LIMIT ON THE DISTANCE
The maximal distance over which secure Quantum key exchange can be established
decreases with increasing losses and increasing detector noise. Standard amplification
cannot be used as they would affect the states of photons in a similar manner as
eavesdropping. Present-day technology allows secure operation up to about 100km.
DENIAL OF SERVICE
The Quantum key exchange could be made impossible by an eavesdropper who would
continuously introduce errors in the transmission by measuring the photons being
transmitted.
TECHNOLOGY
Quantum transmission requires a need for a dedicated fiber, transmitters and detectors
which make it expensive. This would be limitation to its deployment in normal
scenarios.
Current Research
Quantum cryptography is still in its nascent stages. Research is ongoing in the following
areas:

Study of cryptographic techniques based on entanglement of photons.

Design of more secure and robust protocols to solve the cryptographic needs.

Technology improvements to make Quantum transmission more efficient, less
erroneous thus improving the range in which this technology could be used.

Cryptanalysts reviewing the security aspects and possible attacks models on
quantum cryptosystems.
Conclusion
Quantum Cryptography could theoretically be used to achieve totally and provably
secure communication where the adversary cannot decipher the communication
regardless of the amount of computing power and time available at their disposal.

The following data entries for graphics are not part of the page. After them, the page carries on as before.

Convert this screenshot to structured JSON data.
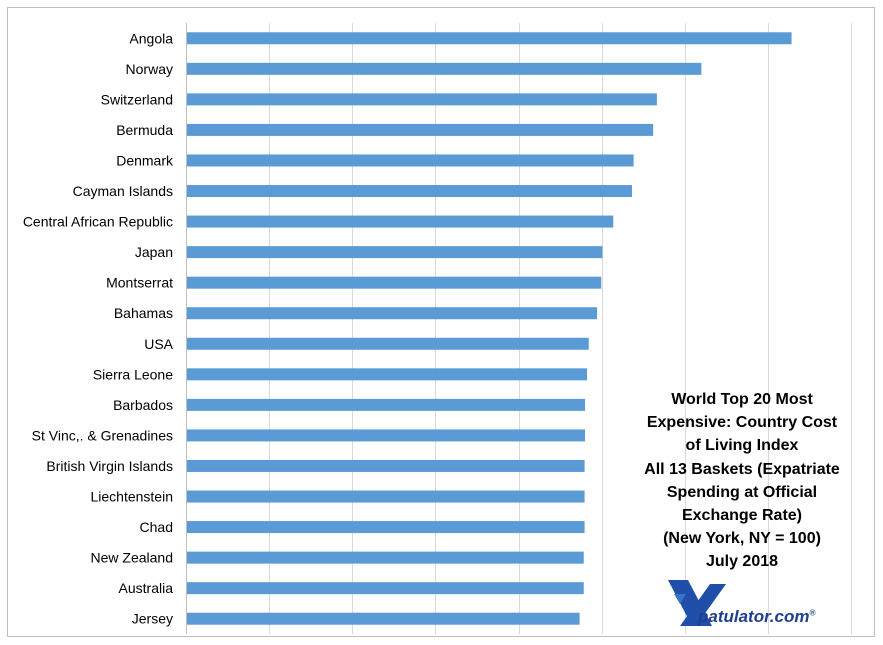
{
  "chart_data": {
    "type": "bar",
    "orientation": "horizontal",
    "title_lines": [
      "World Top 20 Most",
      "Expensive: Country Cost",
      "of Living Index",
      "All 13 Baskets (Expatriate",
      "Spending at Official",
      "Exchange Rate)",
      "(New York, NY = 100)",
      "July 2018"
    ],
    "categories": [
      "Angola",
      "Norway",
      "Switzerland",
      "Bermuda",
      "Denmark",
      "Cayman Islands",
      "Central African Republic",
      "Japan",
      "Montserrat",
      "Bahamas",
      "USA",
      "Sierra Leone",
      "Barbados",
      "St Vinc,. & Grenadines",
      "British Virgin Islands",
      "Liechtenstein",
      "Chad",
      "New Zealand",
      "Australia",
      "Jersey"
    ],
    "values": [
      145.7,
      124.0,
      113.3,
      112.4,
      107.7,
      107.3,
      102.8,
      100.2,
      99.9,
      98.9,
      96.9,
      96.5,
      96.0,
      96.0,
      95.9,
      95.9,
      95.9,
      95.7,
      95.7,
      94.7
    ],
    "xlim": [
      0,
      160
    ],
    "grid": true,
    "bar_color": "#5b9bd5",
    "gridline_color": "#d9d9d9"
  },
  "logo": {
    "brand_text": "patulator.com",
    "registered_mark": "®",
    "mark_color": "#1f4fa8",
    "text_color": "#1f3f8f"
  }
}
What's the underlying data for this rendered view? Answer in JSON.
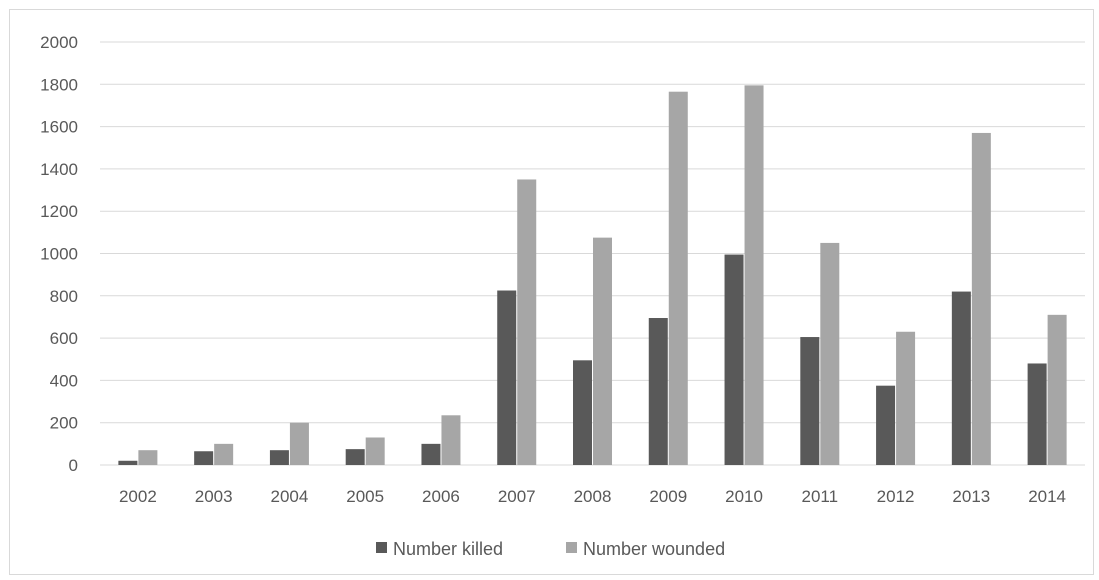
{
  "chart_data": {
    "type": "bar",
    "categories": [
      "2002",
      "2003",
      "2004",
      "2005",
      "2006",
      "2007",
      "2008",
      "2009",
      "2010",
      "2011",
      "2012",
      "2013",
      "2014"
    ],
    "series": [
      {
        "name": "Number killed",
        "color": "#595959",
        "values": [
          20,
          65,
          70,
          75,
          100,
          825,
          495,
          695,
          995,
          605,
          375,
          820,
          480
        ]
      },
      {
        "name": "Number wounded",
        "color": "#a6a6a6",
        "values": [
          70,
          100,
          200,
          130,
          235,
          1350,
          1075,
          1765,
          1795,
          1050,
          630,
          1570,
          710
        ]
      }
    ],
    "yticks": [
      "0",
      "200",
      "400",
      "600",
      "800",
      "1000",
      "1200",
      "1400",
      "1600",
      "1800",
      "2000"
    ],
    "ylim": [
      0,
      2000
    ],
    "grid": true,
    "legend": "bottom-center",
    "title": "",
    "xlabel": "",
    "ylabel": ""
  }
}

However, the technology is still in experimental stage and it is still evolving. As
researchers understand and explore this more; they do find flaws in some of the earlier
understandings and conclusions. It is hard to see practical implementation of this
technology today, given its limitations. But with future breakthroughs in Quantum
transmission, Quantum computing and Quantum cryptography, it may just provide us
with a truly secure communication means.
References
[1] Bennett, C. H., Bessette, F., Brassard, G., Salvail, L. and Smolin, J., "Experimental
quantum cryptography", [ D / P / G ] Journal of Cryptology, vol. 5, no. 1, 1992, pp. 3 28. Preliminary version in Advances in Cryptology - Eurocrypt '90 Proceedings, May
1990, Springer - Verlag, pp. 253 - 265.
[2]
Crépeau, C., "Quantum oblivious transfer", [ D / P / G ] Journal of Modern Optics,
Vol 41, No 12, December 1994, pp. 2445 - 2454.
[3] Mayers, D., "The trouble with Quantum Bit Commitment", [ P / G ] posted on quantph March 96.
[4] Miloslav Dusek, Norbert Lutkenhaus, Martin Hendrych, “Quantum Cryptography” [P]
To appear in Progress in Optics, vol. 49, Edt. E. Wolf (Elsevier) Jan 31, 2006
[5]
Mayers, D., "On the security of the quantum oblivious transfer and key distribution
protocols", [ D / P / G ] Advances in Cryptology: Proceedings of Crypto '95, Springer Verlag, to appear.